Wang Lihong is a Beijing netizen, civilian journalist, and public service volunteer. Wang was accused of “picking quarrels and provoking trouble” for supporting three netizens in Fujian. On August 12, 2011, the case was heard for the first time in the Wenyuhe Court of the People's Court of Chaoyang District, Beijing. This film includes interviews with Wang Lihong's relatives, friends, defense lawyers and netizens, and records the historical scene of onlookers in the courts.
Ai Xiaoming’s film “Postcard,” also released in 2011, elaborates Wang Lihong’s activism in broader strokes, while “Let the Sunshine Reach the Earth” focuses on the process of her trial.
This film is in Chinese with Chinese subtitles.
"Li Peng's June 4 Diary" was published by Bao Park, the son of Bao Tong, the political secretary of former CCP General Secretary Zhao Ziyang. Based on a manuscript of a diary allegedly kept by Li Peng during the June 4 Tiananmen Square incident, the book was originally scheduled to be published in Hong Kong by New Century Press on June 22, 2010. At the time of the June 4, 1989 Tiananmen Square incident, Li Peng was a member of the Standing Committee of the Political Bureau of the Communist Party of China Central Committee (CCP Central Committee) and the Premier of the State Council. The diary covers the period from April 15, 1989 to June 24, 1989, when Li Peng was a member of the Politburo Standing Committee and Premier of the State Council. Bao Park said that, apart from converting the diary from the original simplified Chinese characters to traditional Chinese characters, "nothing will be added, nothing will be subtracted, and nothing will be changed" in the book. The book was later published in the United States.
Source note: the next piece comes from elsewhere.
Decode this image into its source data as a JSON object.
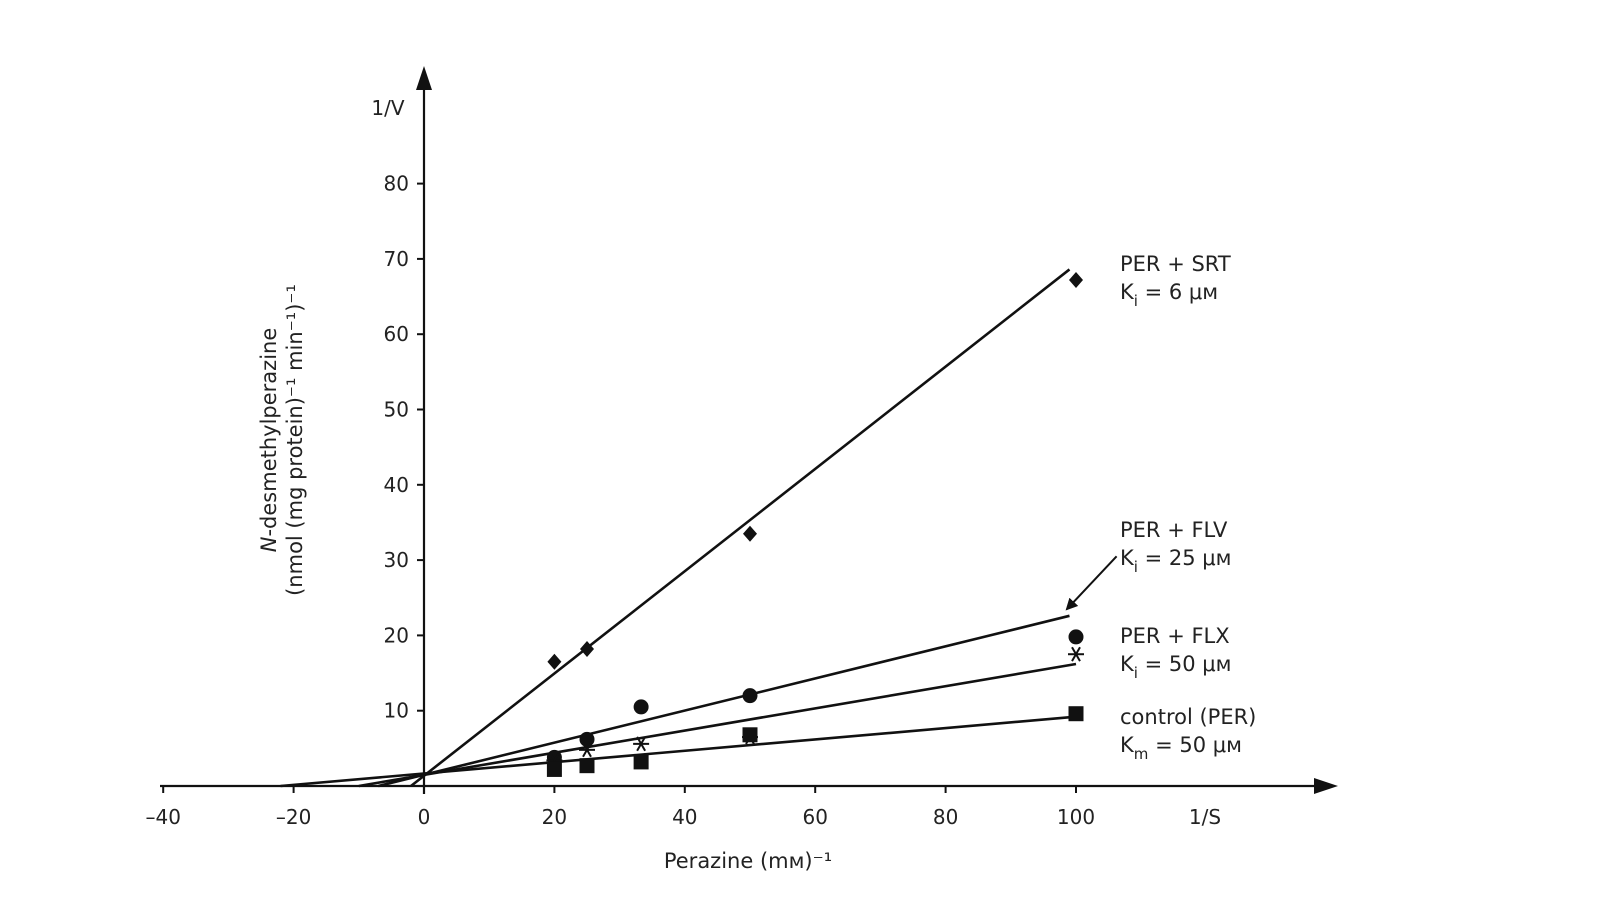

This book contains a number of articles in memory of Lin Zhao. It concerns the death of Lin Zhao as well as Lin Zhao's love, pursuits, and disillusionment. This book was published by Changjiang Literature and Art Publishing House in 2000.
The author of this book was a reporter for "Sing Tao Daily" and was stationed in Beijing at the end of April 1989 to cover the democracy movement. The book is divided into six main parts: Square Facts records the course of the 1989 democracy movement, from the author's visit to Beijing in April to the early morning of June 4, when she and the masses were evacuated from Tiananmen Square. The second part concerns post-hijacking memories, which are some of the author's interviews from 1989. The third part concerns the interviews. The author had interviewed 7 student leaders and intellectuals that year. The leaders told her the reasons why they devoted themselves to the student movement. The fourth part is about the rest of the author's life, from June 4 to December 1990. The author has recorded some fragments of her speeches to the secondary school students in Hong Kong. Some of them are sentimental, some of them are confessional, and all of them are sincere and heartfelt. The fifth part is "Twenty Years of Wounds," which is a reminiscence written by the author on the 20th anniversary of June Fourth. The sixth part is about the grassroots of June 4. These grassroots actors have been pretty much forgotten. The author wanted to write a biography of the grassroots of June 4 in order to fill in gaps in history.